Barnett brought the gun lab's problems to light in April, after an independent investigator he hired determined that police firearm examiners were wrong in concluding 42 fired shell casings collected at a crime scene came from a single weapon.

The defense expert concluded they came from at least two guns -- 24 from one gun, 17 from another weapon and one casing that could not be identified.

An independent examiner retained by Worthy confirmed the defense expert's finding. Former Detroit Police Chief Ella Bully-Cummings then shut down the firearms laboratory and asked for the State Police audit.

State labs have backlog

The seven State Police labs in Michigan have a 120-day backlog of more than 1,200 firearms cases, and police throughout the state routinely wait up to nine months for DNA analysis.

"This will have an adverse impact on our backlogs in the forensic lab system across the state," said Capt. Michael Thomas, head of the State Police Forensics Division. "It's going to affect every department."

Worthy said she will immediately begin re-examining cases that resulted in convictions or acquittals where firearms evidence, or testimony of firearms examiners, was introduced in court, but she said she did not know how far back she would go.

"We only found out about this audit (Wednesday)," Worthy said. "We know we have to review all our firearms cases; there's no question about that. I also made the decision that we would have to review all of our other evidentiary cases where the Detroit Police Department has done work out of that lab."
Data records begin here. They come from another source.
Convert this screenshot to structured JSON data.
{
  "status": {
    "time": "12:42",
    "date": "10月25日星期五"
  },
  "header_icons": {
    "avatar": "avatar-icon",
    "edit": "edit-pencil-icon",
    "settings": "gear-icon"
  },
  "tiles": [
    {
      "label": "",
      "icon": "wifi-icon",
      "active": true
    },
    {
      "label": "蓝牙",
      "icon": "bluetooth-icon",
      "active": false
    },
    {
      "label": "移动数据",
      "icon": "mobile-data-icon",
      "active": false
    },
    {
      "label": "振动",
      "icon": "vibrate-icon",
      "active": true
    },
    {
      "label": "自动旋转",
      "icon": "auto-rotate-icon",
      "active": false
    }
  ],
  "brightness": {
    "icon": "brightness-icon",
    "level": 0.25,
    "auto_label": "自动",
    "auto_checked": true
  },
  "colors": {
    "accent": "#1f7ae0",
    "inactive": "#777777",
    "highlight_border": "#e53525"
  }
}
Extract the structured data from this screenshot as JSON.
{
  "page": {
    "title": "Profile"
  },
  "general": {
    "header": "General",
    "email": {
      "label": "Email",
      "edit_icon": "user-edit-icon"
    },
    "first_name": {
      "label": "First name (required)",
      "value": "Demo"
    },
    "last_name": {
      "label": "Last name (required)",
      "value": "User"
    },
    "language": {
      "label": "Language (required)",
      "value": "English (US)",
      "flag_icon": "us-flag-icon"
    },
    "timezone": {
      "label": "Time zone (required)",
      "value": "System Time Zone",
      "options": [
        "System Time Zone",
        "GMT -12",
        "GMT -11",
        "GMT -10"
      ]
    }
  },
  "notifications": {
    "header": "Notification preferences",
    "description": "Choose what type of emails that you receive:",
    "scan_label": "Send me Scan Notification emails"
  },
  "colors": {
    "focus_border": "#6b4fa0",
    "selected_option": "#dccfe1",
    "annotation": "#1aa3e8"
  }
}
Worthy said she didn't know how much such an undertaking would cost, although she acknowledged, "it's going to cost quite a bit of money."

Thomas said Gov. Jennifer Granholm is seeking additional funding to help pay for the increased workload for the State Police.

The audit, which was released Thursday, is preliminary. A full audit is expected to be released in mid-October, Cockrel said.

"But it clearly suggests this may only be the tip of the iceberg," Cockrel said.

Cockrel said a group made up of representatives from his office and the prosecutor's office, Barren and Michigan State Police will immediately begin looking into the scope of the problem.

Moran said the most damning finding in the audit was the examinations of 33 cases that had already been tried -- three of which showed "class one inconsistencies."

" 'Class one inconsistencies' is just a nice euphemism for a false positive, which means someone actually came into court and said, 'This bullet matches this gun,' when it wasn't true," Moran said.

"Those cases are highly likely to be wrongful convictions.

"If three out of 33 have that result, it's a real problem," Moran said. "God knows how many more of these cases are out there."